Answering his final question, or grasping the horns of the dilemma if you will, may lie in our commitment to professionalism as therapists. Maintaining our curiosity, being present with our clients, reflecting on our practice, viewing ourselves as continually growing and evolving offers us the antidote to doing therapy by numbers. It safeguards us from falling foul of the urge to do rather than be.

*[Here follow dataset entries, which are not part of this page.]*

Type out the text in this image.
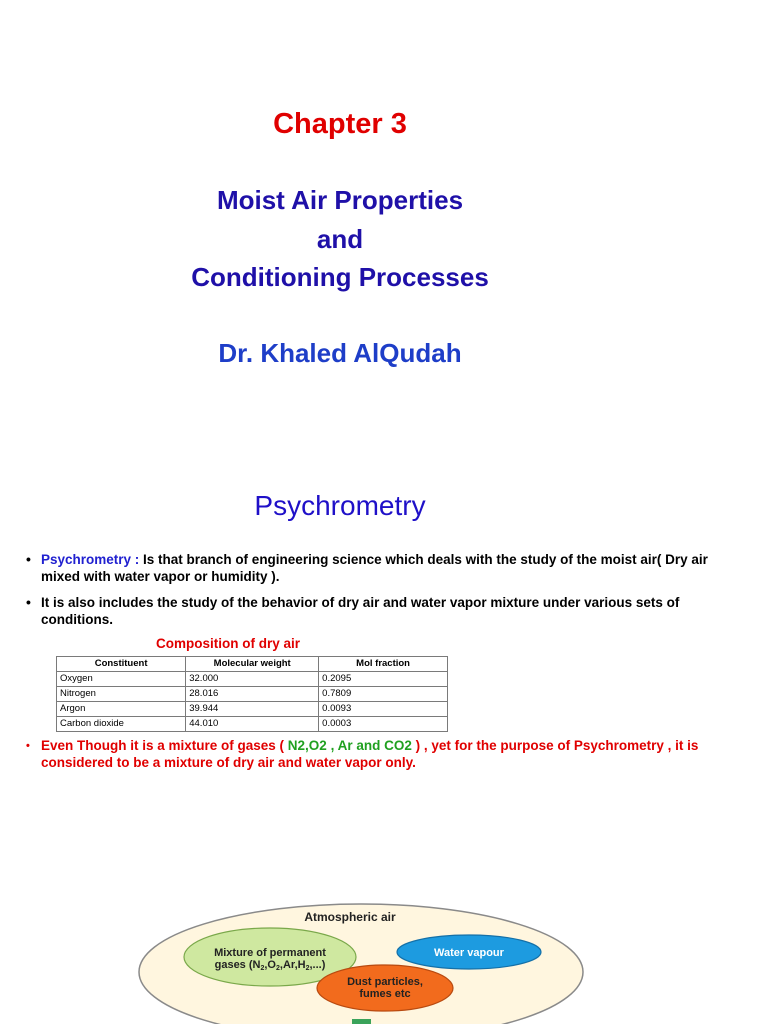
Chapter 3
Moist Air Properties
and
Conditioning Processes
Dr. Khaled AlQudah
Psychrometry
• Psychrometry : Is that branch of engineering science which deals with the study of the moist air( Dry air mixed with water vapor or humidity ).
• It is also includes the study of the behavior of dry air and water vapor mixture under various sets of conditions.
Composition of dry air
Constituent	Molecular weight	Mol fraction
Oxygen	32.000	0.2095
Nitrogen	28.016	0.7809
Argon	39.944	0.0093
Carbon dioxide	44.010	0.0003
• Even Though it is a mixture of gases ( N2,O2 , Ar and CO2 ) , yet for the purpose of Psychrometry , it is considered to be a mixture of dry air and water vapor only.
Atmospheric air
Mixture of permanent
gases (N2,O2,Ar,H2,...)
Water vapour
Dust particles,
fumes etc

It is so very easy to reach for the next technique that will provide the answer to the discomfort we might feel when our client ‘deviates’ from the path we expected them to follow. By prizing our experience, sitting uncomfortably with uncertainty, showing willingness to spend time reflecting on the work on which we and our clients collaborate; by asking ourselves how all this fits with the AIP model, we discover that EMDR is far richer and, in my experience at least, therapeutically effective for my clients (as well as for me).    

Research (research, research, to quote Shapiro) should be our guide when ‘things go wrong’ or when we find the uncertainty too destabilising. It would not only help us to recognise the  true innovations and improvements in practice but to avoid the versions of EMDR that, in Liebermann’s opinion, may be more indicative of narcissistic patterns than of genuine advances in practice.  

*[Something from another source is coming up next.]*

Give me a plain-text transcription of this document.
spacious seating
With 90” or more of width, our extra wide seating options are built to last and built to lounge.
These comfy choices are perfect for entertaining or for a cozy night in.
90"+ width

Shapiro, F. (1989). Eye movement desensitization: a new treatment for post-traumatic stress disorder. Journal of Behavior Therapy and Experimental Psychiatry, 20, 211-217

Shapiro, F., (1991). Eye movement desensitization & reprocessing procedure: From EMD to EMD/R-a new treatment model for anxiety and related traumata. Behavior Therapist, 14, 133-135.

Hase, M., (2021). The structure of EMDR therapy: A guide for the therapist. Frontiers in Psychology. 12:660753.doi: 10.3389/fpsyg.2021.660753

Shapiro F. (2018) Eye Movement Desensitization and Reprocessing (EMDR) Therapy: Basic Principles, Protocols and Procedures, 3rd Edition, Guilford Press.